What about that: embed your Python script into a Python script tool inside a custom toolbox. Extent your add-in with a button. If the user clicks the button, the add-in runs the script tool (synchron) and after it finished, it does the other stuff with ArcObjects. For deployment (to the assembly cache) you can add the custom toolbox as a resource to the add-in. The code for using an embedded toolbox is something like that:
// Initialize the geoprocessor.
IGeoProcessor2 gp = new GeoProcessorClass();
// Add the toolbox.
string strPath = Path.GetDirectoryName(Assembly.GetExecutingAssembly().Location);
string strToolbox = strPath + "\\PythonTools.tbx";
gp.AddToolbox(strToolbox);
// Generate the array of parameters.
IVariantArray parameters = new VarArrayClass();
parameters.Add(inString);
// Execute the model tool by name.
IGeoProcessorResult result = gp.Execute("Reply", parameters, null);
// Ergebnis zurückliefern
string reply = result.GetOutput(0).GetAsText();
I want to know if it is possible to create an Add-in extension that listens for map refresh events to specifically respond to the actions of a python script?
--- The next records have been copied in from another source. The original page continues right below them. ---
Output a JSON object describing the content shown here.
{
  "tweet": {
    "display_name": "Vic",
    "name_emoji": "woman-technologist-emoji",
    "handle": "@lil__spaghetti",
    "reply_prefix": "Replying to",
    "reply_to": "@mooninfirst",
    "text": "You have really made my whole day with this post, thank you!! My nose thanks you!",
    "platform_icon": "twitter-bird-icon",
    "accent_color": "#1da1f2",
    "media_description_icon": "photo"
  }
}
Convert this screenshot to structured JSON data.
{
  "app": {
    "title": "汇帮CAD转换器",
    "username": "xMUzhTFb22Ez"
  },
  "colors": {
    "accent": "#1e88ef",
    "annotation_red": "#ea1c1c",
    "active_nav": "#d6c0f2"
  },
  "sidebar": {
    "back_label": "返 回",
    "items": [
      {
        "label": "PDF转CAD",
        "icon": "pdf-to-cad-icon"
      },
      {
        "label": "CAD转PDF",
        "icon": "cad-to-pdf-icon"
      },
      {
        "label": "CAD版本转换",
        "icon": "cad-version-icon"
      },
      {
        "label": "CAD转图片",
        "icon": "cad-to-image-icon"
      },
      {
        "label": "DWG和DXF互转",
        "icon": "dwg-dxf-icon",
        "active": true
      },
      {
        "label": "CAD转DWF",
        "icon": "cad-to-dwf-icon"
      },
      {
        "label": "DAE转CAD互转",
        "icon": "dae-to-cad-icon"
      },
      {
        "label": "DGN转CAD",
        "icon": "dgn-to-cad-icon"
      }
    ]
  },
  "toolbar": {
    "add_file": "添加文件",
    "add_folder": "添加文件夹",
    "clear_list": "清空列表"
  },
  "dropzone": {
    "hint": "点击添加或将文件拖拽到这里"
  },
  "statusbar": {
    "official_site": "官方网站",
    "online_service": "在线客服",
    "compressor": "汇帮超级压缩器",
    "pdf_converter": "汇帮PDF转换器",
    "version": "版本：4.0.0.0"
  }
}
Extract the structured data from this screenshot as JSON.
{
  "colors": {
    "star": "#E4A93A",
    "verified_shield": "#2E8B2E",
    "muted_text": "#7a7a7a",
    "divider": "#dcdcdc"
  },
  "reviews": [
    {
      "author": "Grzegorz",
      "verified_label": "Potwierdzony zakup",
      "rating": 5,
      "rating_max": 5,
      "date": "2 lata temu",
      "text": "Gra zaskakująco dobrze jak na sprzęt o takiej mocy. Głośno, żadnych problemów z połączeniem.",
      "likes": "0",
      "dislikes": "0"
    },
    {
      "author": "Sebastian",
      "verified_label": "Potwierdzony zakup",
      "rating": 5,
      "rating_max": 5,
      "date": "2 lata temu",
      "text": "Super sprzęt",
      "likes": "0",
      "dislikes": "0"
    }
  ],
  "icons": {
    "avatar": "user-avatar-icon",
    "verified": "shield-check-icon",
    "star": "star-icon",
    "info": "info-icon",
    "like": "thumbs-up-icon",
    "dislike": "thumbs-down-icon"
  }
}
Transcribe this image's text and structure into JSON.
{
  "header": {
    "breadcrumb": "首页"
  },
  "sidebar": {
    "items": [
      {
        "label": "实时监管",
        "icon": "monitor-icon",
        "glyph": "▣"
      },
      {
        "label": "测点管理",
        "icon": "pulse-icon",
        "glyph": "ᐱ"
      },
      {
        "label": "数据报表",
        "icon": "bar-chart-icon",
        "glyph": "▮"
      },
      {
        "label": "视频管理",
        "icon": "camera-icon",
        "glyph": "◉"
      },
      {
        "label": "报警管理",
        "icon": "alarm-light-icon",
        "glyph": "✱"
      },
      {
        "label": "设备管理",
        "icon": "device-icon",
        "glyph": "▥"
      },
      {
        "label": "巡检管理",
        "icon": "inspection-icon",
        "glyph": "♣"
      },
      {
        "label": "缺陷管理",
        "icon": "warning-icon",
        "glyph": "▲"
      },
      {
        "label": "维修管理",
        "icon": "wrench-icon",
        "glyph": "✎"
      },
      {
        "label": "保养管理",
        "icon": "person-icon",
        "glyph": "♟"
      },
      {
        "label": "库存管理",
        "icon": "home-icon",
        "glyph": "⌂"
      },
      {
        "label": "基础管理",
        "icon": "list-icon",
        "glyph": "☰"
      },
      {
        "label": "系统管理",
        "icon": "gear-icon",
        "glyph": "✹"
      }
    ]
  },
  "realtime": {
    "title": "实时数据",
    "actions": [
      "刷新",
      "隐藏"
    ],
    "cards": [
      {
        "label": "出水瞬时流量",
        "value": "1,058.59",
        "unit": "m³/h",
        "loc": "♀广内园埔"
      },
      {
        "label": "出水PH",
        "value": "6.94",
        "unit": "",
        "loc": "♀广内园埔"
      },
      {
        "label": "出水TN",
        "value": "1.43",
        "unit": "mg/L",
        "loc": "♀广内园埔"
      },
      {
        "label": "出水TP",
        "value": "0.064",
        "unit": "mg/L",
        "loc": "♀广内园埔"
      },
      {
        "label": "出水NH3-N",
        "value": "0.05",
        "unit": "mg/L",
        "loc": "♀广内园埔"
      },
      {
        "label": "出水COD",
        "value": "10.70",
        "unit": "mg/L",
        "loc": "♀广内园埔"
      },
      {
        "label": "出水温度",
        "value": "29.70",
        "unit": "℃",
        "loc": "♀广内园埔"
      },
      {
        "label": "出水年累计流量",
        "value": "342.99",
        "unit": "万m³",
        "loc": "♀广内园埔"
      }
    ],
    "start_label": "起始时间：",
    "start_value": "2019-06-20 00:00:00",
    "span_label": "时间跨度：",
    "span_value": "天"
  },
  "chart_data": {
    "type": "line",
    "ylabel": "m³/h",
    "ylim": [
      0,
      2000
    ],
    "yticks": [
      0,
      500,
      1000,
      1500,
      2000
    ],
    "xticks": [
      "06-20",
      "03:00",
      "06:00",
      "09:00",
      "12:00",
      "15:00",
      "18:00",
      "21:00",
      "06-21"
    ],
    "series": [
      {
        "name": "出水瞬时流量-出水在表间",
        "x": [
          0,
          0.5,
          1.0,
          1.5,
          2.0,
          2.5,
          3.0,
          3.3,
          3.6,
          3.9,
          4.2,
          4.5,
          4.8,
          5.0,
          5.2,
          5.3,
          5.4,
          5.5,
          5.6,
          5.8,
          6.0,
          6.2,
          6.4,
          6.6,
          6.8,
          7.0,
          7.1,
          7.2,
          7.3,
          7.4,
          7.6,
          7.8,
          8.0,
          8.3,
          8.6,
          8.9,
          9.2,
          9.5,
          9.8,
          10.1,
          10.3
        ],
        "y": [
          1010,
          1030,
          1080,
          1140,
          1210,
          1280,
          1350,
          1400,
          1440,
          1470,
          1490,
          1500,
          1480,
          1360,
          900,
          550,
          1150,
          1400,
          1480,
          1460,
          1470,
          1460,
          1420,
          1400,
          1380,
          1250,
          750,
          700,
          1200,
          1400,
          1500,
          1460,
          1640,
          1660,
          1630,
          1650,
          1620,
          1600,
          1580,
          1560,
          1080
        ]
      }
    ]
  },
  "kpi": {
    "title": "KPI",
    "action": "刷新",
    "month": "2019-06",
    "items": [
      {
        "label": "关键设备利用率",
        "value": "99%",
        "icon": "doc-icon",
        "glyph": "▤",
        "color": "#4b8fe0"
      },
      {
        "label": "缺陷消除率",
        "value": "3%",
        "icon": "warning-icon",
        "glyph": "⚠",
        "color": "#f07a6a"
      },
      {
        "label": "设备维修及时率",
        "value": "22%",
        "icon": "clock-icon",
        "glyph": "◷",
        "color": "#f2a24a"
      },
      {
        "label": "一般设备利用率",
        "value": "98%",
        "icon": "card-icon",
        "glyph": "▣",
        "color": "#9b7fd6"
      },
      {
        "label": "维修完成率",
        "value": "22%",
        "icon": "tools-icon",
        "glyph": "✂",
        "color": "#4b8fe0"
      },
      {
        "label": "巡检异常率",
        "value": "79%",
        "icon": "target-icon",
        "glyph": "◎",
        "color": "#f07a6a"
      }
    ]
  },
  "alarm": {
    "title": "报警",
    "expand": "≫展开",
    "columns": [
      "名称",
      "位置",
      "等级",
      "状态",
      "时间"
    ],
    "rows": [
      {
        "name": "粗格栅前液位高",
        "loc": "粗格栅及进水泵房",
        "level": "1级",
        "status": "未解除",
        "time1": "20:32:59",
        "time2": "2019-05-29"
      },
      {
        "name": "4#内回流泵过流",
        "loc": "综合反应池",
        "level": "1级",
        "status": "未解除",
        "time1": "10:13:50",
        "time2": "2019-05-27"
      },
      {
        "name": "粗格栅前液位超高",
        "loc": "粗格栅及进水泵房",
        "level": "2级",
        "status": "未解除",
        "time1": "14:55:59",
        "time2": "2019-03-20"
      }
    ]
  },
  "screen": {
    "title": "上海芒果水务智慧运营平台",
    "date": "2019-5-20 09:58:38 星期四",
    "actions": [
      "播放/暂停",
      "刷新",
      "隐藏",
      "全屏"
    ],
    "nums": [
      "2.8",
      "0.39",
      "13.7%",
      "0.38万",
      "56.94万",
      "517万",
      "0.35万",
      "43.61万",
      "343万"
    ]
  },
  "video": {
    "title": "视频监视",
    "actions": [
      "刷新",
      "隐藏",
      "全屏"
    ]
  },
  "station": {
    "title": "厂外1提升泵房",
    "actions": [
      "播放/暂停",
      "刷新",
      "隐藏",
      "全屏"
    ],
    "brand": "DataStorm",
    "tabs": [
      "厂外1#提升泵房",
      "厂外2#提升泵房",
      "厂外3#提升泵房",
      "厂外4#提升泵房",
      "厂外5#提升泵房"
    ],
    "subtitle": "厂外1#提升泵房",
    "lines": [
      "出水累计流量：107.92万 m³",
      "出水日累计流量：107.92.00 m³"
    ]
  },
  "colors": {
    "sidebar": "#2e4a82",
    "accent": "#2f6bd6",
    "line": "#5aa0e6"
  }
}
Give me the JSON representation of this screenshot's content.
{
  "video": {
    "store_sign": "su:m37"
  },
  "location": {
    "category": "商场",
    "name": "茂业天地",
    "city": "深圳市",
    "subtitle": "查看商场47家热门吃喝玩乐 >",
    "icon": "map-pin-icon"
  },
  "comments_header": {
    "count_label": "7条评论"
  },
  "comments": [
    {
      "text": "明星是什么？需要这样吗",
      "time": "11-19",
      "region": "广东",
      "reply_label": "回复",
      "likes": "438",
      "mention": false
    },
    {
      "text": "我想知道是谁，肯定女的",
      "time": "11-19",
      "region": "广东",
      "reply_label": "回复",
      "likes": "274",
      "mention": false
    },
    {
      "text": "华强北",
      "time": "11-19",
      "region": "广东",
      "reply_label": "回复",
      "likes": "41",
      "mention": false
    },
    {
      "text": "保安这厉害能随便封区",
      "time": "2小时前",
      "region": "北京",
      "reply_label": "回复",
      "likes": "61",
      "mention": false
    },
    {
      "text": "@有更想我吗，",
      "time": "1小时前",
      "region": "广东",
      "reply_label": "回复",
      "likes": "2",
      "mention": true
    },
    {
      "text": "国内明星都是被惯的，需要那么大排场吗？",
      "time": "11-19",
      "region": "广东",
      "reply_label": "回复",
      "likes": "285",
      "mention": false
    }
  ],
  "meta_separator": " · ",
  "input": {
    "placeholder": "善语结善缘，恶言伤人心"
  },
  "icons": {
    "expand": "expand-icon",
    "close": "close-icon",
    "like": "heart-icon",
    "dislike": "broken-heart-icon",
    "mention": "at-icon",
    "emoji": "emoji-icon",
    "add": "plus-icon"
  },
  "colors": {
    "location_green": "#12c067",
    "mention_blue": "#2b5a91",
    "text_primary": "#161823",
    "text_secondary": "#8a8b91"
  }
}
I envision adding a hidden text object into a specific kind of map that will at first indicate to the Add-in Extension that nothing needs to be done. When the Python script runs it will write to that text object to set a flag telling the Extension that it is processing a change to the map, so ignore any map refresh actions during the script processing. Just prior to completion of the Python script, the Python script will update the Text Object to say that it just finished and needs the Extension to do its thing. Then the Python script will refresh the map. I assume the Add-in Extension can detect the map refresh event triggered by the Python script, read the text object to detect that python wants the extension to run and then the extension can fire its action on the map. When the extension finishes it will reset the text object back to the state indicating that nothing needs to be done by the extension.
Does this sound like it will work?
I want the Add-in to detect when arcpy.mapping finishes updating everything that it can in the map, and then have the extension change the data frame clipping geometry to match a feature's shape according to the current definition query on a layer that the python script set. I do not want the user to have to push another button after the Python script finishes to do things that Python seemingly cannot do, and I do not want the Add-in to do the Python script actions. I do not see any other way to have Python trigger an ArcObjects action within the currently open map, since the ctypes functionality says it is limited to basic C++ types and I do not see a way to pass a hook for the current map to an ArcObjects DLL method from Python.
Please correct me if I am wrong about any of this or if there is a better approach to do what I want.
My python script tool is unconventional and is not merely designed to act as a geoprocessing tool. It acts like a form object with user interface capabilities. I do not want the user to simply feed parameters to the tool. I intend for them to interact with the tool. I am aware that with .Net I could design a form using ArcObjects, but I have no interest in doing that.
At first thought, your pattern sounds like the observer pattern, notify registered observers when an event occurs, except you're using two different languages, so I'm not sure how you would connect the two.
At second thought, there is: com.esri.arcgis.carto.IActiveViewEventsFocusMapChangedEvent Which might work.
Lastly, Add-ins respond to user initiated events, so I'm not sure how you would initiate the tool, button, menu, utility object or extension that should be listening for the events from python.
Can I interest you in writing a Java add-in? 😄
// Create an instance of DecimalFormat to limit the number of integers the user can type into certain fields. DecimalFormat temperatureFormat = new DecimalFormat("##0.00"); ftfTemperature = new JFormattedTextField(new DefaultFormatterFactory(new NumberFormatter(temperatureFormat),new NumberFormatter(temperatureFormat),new NumberFormatter(temperatureFormat))); ftfTemperature.addFocusListener(new FocusAdapter() { @Override public void focusGained(FocusEvent e) { SwingUtilities.invokeLater(new Runnable(){ @Override public void run() { ftfTemperature.selectAll(); } }); } }); ftfTemperature.setBounds(120, 8, 85, 20); panel.add(ftfTemperature);
What if you wrote a console ArcObjects application that you execute from python? I believe you can get a list of current ArcMap application references from the IAppROT interface. That might work.